We all know that this is simply not true. In August 2017, Unite carried out a survey of its health sector membership for our NHS Pay Review Body submission. Just looking at the health visitors’ results illustrates the kind of pressure our members are under.

What we are asking for

Fourteen NHS trade unions have come together to ask the government to give you a meaningful pay increase in April to help keep up with the cost of living and begin to make up for the years of lost pay. This will help secure the future of the NHS by making it a more attractive place to work. We are asking for:

  • A pay increase in line with inflation
  • An £800 consolidated lump sum for all staff
  • Meaningful discussions with government about how we make the NHS pay system better, fairer and more sustainable.

Blows to Morale

Nearly 93% of health visitors said that the public sector pay cap had caused a ‘negative’ or ‘very negative’ impact on morale, with 54% saying it had negatively impacted on services for patients; and 78% said that an above-inflation pay rise would improve job satisfaction. 

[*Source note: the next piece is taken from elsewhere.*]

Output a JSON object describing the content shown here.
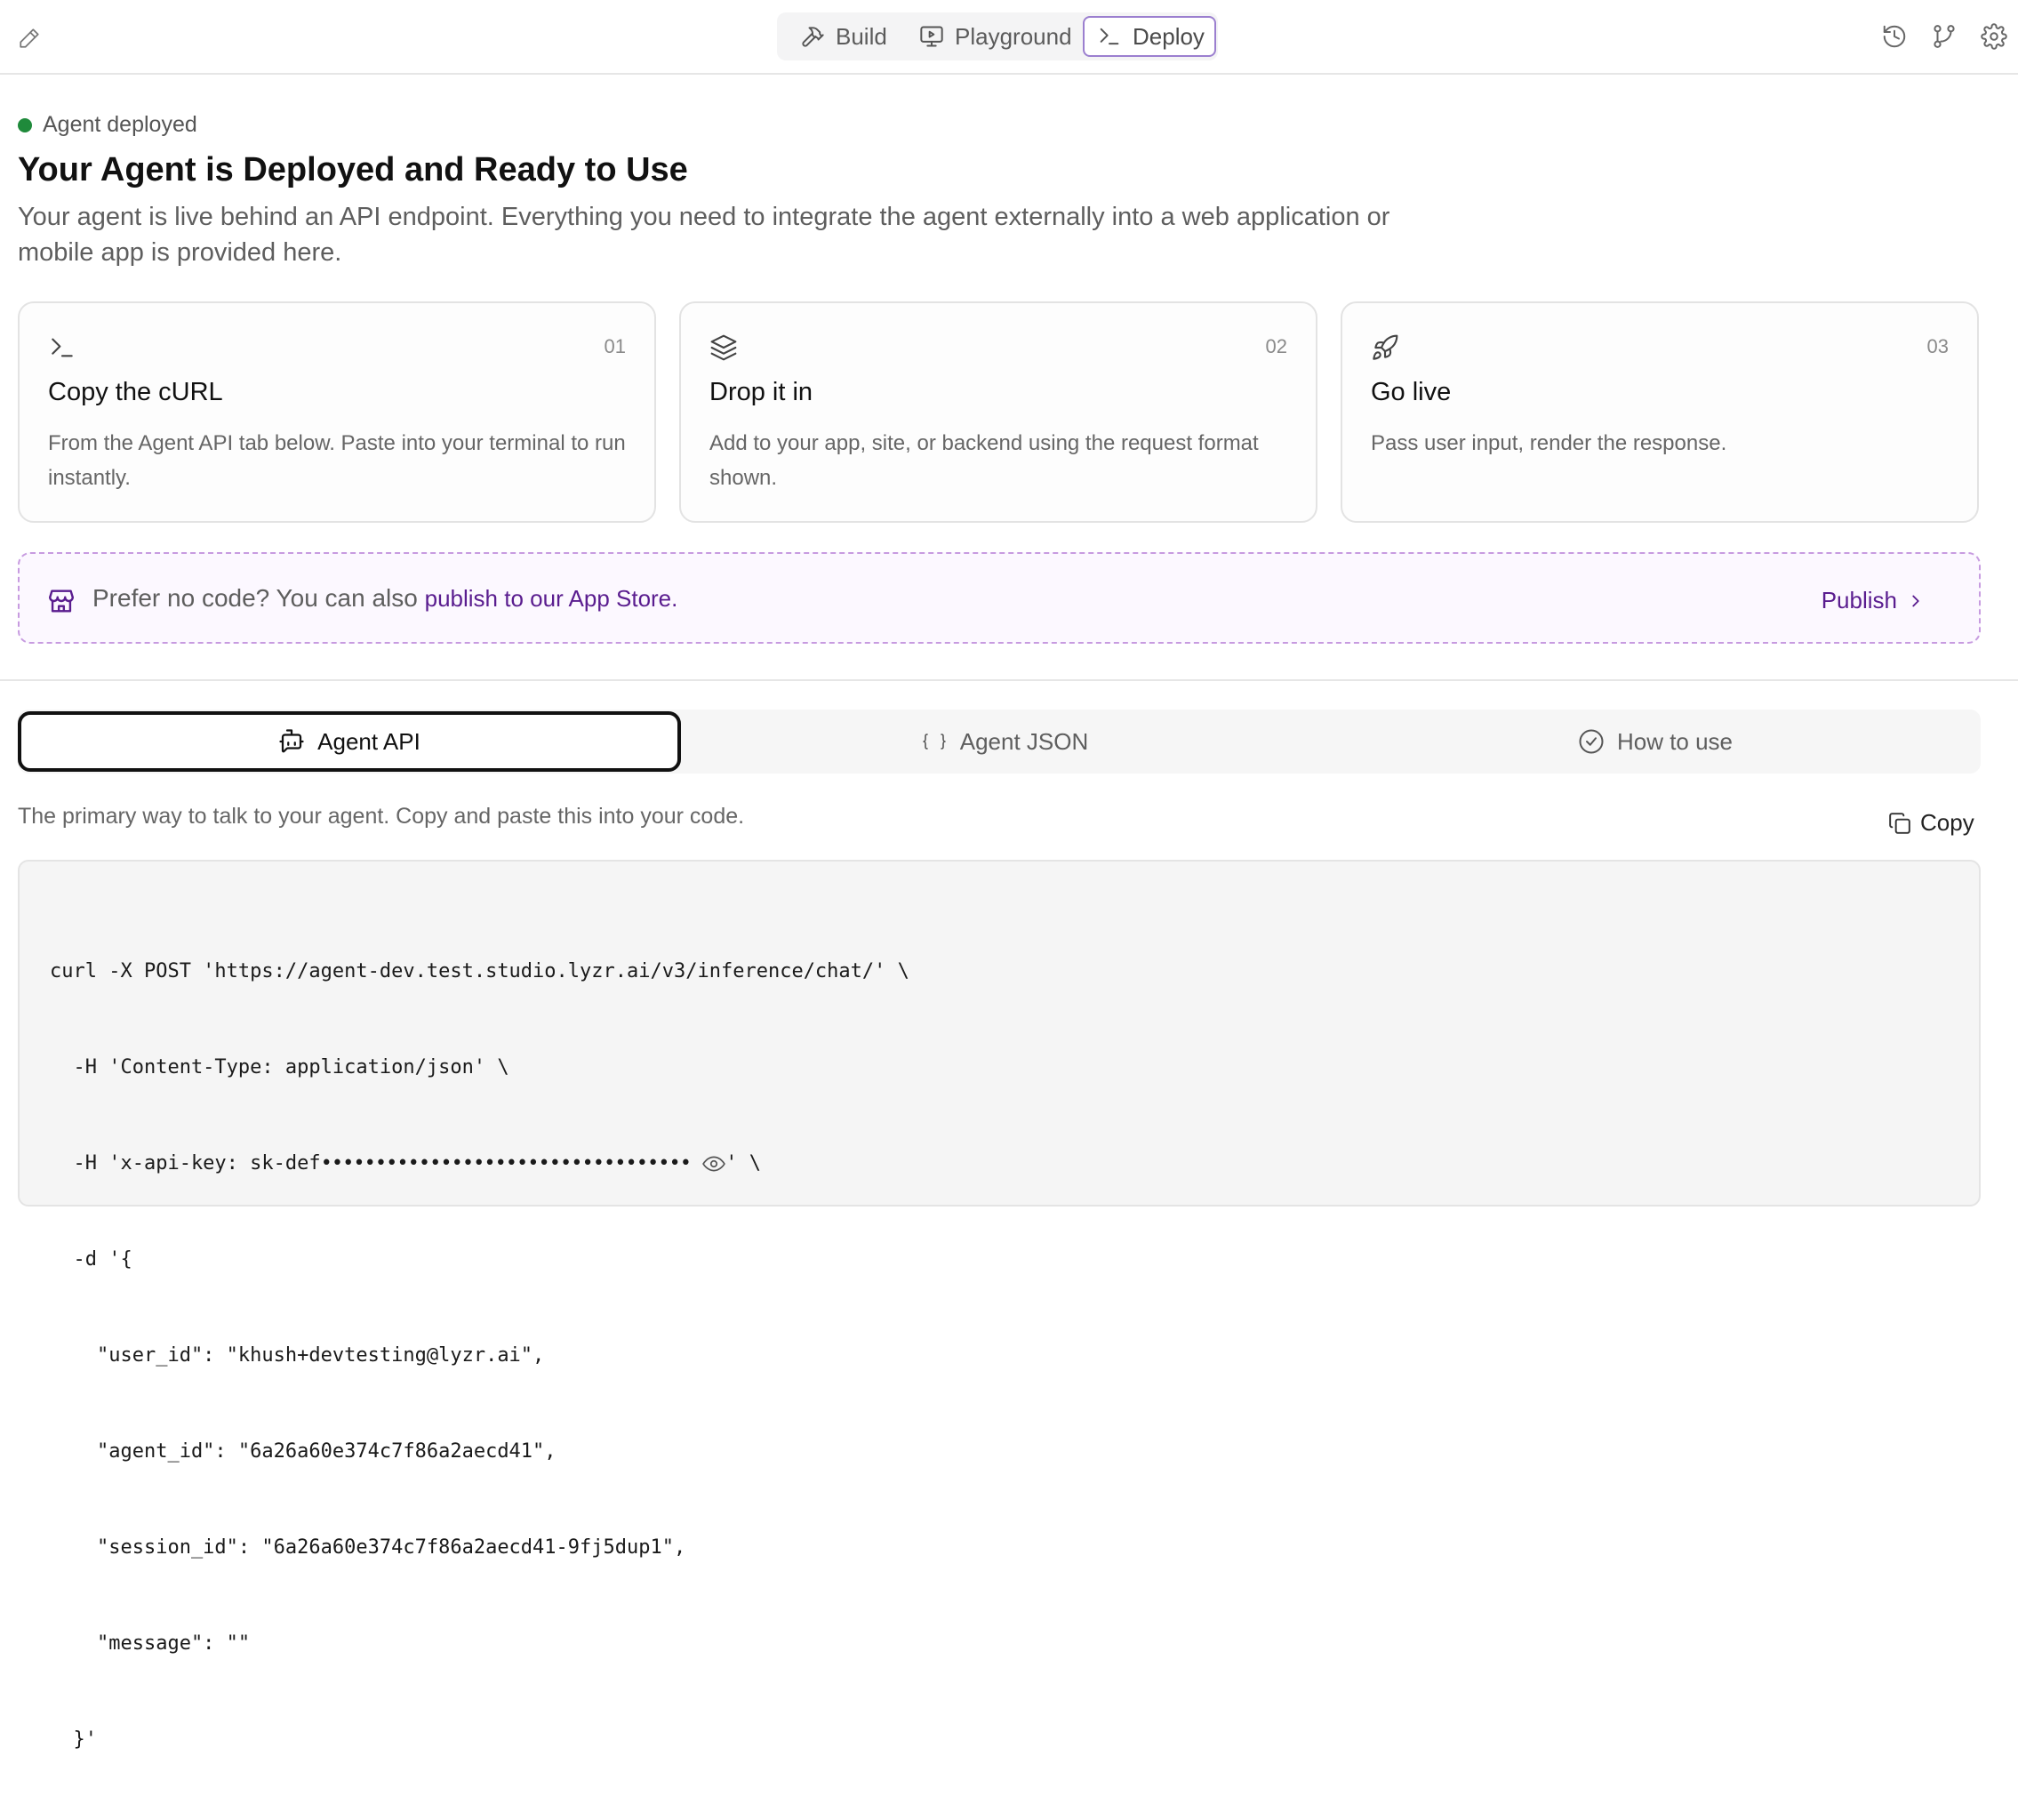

Health visitors also complain of increased workloads. Compared with the same time last year, 65% of health visitors reported that their workload had ‘increased a lot’ while 22% reported that it had ‘increased a little’. As many as 82% of health visitors and 76% of nurses reported ‘frequent’ staff shortages in their departments over the previous 12 months.


Government in denial

In a typical week, 51% of health visitors said that they ‘always’ worked more than their contracted hours. A further 33% also reported this happening ‘frequently’; 65% of health visitors reported that these additional hours were ‘all unpaid’.

When asked about their ‘morale and motivation’ over the previous year, 88% of health visitors reported that it was worse or a lot worse in their workplace. When asking why morale had generally worsened, the most frequent answer given was ‘increased workplace stress’ at around 90%. Pay was the second most frequent, and third was ‘dissatisfaction with the quality of care you feel able to provide’. 

Taking the above into consideration, it is perhaps unsurprising that 64% of health visitors would ‘probably not’ or ‘definitely not’ recommend their own profession as a career in the NHS and 45% had ‘very seriously’ considered leaving the NHS during the past year.

Sadly, the government continues to be in denial, either through incompetence or design. Unite is campaigning for this unfair policy to end and NHS staff to receive a truly decent pay rise. We can deliver this but we need your help to keep up the pressure.